Bien que je sois donc un garçon, j'ai bien aimé cette BD. D'abord, je trouve Joséphine drôle, attachante, énervante, égoïste, malheureuse, touchante, maladroite, de mauvaise foi, tout ce qu'on aime chez les filles quoi ! (c'est mon côté masculin qui reprend le dessus. Enfin ! Ouf, rassuré.) Les situations dans lesquelles elle se trouve ou dans lesquelles elle se met elle-même sont amusantes, parfois douces-amères, mais elle s'en sort toujours, pas forcément bien, me direz-vous. Certes, mais elle s'en sort pour se remettre dans une autre situation tout aussi loufoque ou drôle.

PS : j'ai trouvé la photo de l'intégrale sur le site de l'éditeur (ici), pour ma part, j'ai pu lire les trois tomes rapidement parce qu'ils étaient tous les trois disponibles à la bibliothèque municipale. Et en plus, l'auteure, elle a un blog aussi : c'est !

Voir les commentaires

Monroe

Publié le par Yv

Monroe, Tom Tirabosco et Pierre Wazem, Ed. Casterman, 2005

Un Inuit trouve dans le ventre de la baleine qu'il vient de pêcher avec les hommes de son village, une chaussure de femme et une photo de Marilyn Monroe qui porte une paire identique aux pieds. La photo étant prise sous les lettres "HOLLYWOD", l'Esquimau décide de se rendre là-bas pour rapporter l'escarpin, car :"On ne peut pas marcher avec une seule chaussure" (p.8)

Très bel album avec des dessins réalistes, simples passant du blanc des neiges au sombre des nuits étasuniennes jusqu'au jaune-orangé des scènes sur un baleinier. L'histoire part d'une belle intention, puis peu à peu, l'Esquimau découvre la noirceur du monde, des gens qui le composent : en quelques jours, il est confronté à la modernité, à la société de consommation et à ce qu'elles engendrent de pire, alcool, convoitise, voleurs, ... Peu de place dans ce monde pour sa candeur, sa naïveté et sa volonté de rendre service.

C'est un album noir.
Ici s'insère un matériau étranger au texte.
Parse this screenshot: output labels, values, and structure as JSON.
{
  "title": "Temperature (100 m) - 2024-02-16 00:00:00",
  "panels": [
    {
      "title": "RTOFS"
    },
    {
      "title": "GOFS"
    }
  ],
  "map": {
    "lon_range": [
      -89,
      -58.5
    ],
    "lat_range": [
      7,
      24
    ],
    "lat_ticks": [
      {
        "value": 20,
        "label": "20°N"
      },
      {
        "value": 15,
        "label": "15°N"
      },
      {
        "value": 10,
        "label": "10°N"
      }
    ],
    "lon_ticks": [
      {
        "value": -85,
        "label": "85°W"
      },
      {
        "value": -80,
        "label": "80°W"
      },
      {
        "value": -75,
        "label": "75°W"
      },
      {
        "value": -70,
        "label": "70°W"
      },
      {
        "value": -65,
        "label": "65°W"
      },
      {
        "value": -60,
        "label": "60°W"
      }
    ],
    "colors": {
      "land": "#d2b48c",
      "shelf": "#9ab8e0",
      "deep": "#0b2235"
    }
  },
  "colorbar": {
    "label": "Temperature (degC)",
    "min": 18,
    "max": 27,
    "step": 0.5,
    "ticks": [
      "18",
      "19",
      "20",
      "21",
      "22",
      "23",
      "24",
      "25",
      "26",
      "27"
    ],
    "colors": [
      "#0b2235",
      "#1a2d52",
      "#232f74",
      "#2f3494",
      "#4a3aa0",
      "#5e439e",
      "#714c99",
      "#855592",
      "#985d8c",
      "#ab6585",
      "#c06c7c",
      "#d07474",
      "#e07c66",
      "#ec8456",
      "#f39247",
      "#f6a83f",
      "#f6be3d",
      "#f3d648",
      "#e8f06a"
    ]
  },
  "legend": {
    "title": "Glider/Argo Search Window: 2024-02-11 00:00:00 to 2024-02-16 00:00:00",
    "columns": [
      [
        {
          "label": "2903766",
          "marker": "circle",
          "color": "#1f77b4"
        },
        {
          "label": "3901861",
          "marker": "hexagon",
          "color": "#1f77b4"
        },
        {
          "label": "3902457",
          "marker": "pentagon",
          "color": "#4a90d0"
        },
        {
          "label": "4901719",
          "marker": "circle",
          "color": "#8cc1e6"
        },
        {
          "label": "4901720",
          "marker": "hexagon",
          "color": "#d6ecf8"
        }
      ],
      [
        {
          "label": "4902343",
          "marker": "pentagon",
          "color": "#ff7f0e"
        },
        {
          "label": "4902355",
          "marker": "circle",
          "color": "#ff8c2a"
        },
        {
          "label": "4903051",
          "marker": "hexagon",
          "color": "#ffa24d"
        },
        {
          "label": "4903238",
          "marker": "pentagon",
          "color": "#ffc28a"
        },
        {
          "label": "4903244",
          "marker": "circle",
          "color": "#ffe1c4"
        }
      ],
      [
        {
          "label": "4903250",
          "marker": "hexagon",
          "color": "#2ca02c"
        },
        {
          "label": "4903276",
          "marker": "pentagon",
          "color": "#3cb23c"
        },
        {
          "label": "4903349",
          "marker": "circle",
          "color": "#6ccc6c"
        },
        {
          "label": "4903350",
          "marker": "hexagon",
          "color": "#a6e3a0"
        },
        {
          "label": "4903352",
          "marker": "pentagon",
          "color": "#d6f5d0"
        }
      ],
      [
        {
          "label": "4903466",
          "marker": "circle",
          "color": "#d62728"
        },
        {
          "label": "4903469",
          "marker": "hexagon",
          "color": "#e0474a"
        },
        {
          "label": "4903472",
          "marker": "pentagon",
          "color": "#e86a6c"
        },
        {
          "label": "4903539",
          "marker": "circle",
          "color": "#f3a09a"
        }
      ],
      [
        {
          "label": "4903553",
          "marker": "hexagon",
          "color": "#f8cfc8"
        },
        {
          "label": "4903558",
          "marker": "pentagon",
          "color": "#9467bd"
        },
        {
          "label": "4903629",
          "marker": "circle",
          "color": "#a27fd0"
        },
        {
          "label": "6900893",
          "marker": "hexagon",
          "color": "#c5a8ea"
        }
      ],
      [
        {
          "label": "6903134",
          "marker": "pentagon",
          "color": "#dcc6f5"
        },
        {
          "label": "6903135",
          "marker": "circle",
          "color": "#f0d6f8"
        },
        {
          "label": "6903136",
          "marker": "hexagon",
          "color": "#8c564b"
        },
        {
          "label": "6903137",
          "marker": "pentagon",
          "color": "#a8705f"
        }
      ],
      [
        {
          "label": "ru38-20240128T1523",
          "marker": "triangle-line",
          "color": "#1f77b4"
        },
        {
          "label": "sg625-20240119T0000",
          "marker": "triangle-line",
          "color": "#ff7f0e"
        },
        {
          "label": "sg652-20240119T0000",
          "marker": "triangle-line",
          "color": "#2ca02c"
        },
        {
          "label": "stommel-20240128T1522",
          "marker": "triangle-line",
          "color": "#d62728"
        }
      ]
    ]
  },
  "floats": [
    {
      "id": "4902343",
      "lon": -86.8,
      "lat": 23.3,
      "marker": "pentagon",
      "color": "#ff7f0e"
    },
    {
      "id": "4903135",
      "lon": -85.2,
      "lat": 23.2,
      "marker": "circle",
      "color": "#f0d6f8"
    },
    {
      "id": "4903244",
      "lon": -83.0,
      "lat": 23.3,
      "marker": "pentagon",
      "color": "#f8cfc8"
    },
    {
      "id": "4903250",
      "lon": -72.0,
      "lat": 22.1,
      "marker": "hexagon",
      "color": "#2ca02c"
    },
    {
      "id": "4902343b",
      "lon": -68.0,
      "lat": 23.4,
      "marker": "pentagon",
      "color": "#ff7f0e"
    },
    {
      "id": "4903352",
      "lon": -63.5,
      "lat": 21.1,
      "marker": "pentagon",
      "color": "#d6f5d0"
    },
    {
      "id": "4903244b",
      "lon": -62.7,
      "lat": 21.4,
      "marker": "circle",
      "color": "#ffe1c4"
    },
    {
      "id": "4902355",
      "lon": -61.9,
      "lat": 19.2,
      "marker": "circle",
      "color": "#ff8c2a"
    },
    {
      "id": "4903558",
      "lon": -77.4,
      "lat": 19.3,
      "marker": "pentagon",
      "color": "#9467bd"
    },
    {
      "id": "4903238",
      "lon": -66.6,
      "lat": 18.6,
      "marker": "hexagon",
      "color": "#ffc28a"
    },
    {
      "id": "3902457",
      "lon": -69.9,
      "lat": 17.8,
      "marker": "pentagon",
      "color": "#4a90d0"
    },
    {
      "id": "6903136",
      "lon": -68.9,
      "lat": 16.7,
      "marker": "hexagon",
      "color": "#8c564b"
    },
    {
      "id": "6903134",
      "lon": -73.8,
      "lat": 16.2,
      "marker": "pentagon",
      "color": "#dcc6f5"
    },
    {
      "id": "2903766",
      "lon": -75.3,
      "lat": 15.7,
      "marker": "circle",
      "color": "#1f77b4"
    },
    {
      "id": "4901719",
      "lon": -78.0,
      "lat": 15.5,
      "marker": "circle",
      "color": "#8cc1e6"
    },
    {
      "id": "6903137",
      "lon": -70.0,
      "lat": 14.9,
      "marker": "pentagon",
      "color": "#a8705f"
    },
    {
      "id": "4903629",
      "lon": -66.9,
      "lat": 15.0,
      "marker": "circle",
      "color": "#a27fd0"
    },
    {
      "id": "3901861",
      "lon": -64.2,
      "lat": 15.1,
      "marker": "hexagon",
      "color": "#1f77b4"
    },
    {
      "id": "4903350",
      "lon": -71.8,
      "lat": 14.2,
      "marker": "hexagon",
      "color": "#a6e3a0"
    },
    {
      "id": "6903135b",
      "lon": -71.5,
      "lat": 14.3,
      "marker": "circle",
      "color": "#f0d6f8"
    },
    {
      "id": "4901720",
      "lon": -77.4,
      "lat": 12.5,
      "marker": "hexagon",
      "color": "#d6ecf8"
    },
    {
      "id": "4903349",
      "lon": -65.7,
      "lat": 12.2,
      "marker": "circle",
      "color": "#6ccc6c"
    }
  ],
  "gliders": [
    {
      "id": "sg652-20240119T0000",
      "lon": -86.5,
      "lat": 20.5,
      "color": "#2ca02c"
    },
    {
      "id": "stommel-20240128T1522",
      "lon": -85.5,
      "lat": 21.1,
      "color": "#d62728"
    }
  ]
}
Peu de texte, mais les dessins (Tom Tirabosco) sont très explicites. C'est un terrible constat sur la mort des petits peuples, la mondialisation culturelle et la perte des identités particulières.

Qu'en sera-t-il dans quelques années de ces différents peuples qui vivent encore selon leurs traditions ? Y-a-t-il encore une place dans ce monde uniforme pour des individualités ? L'histoire ne le dit pas mais pose les questions. Des bonnes questions.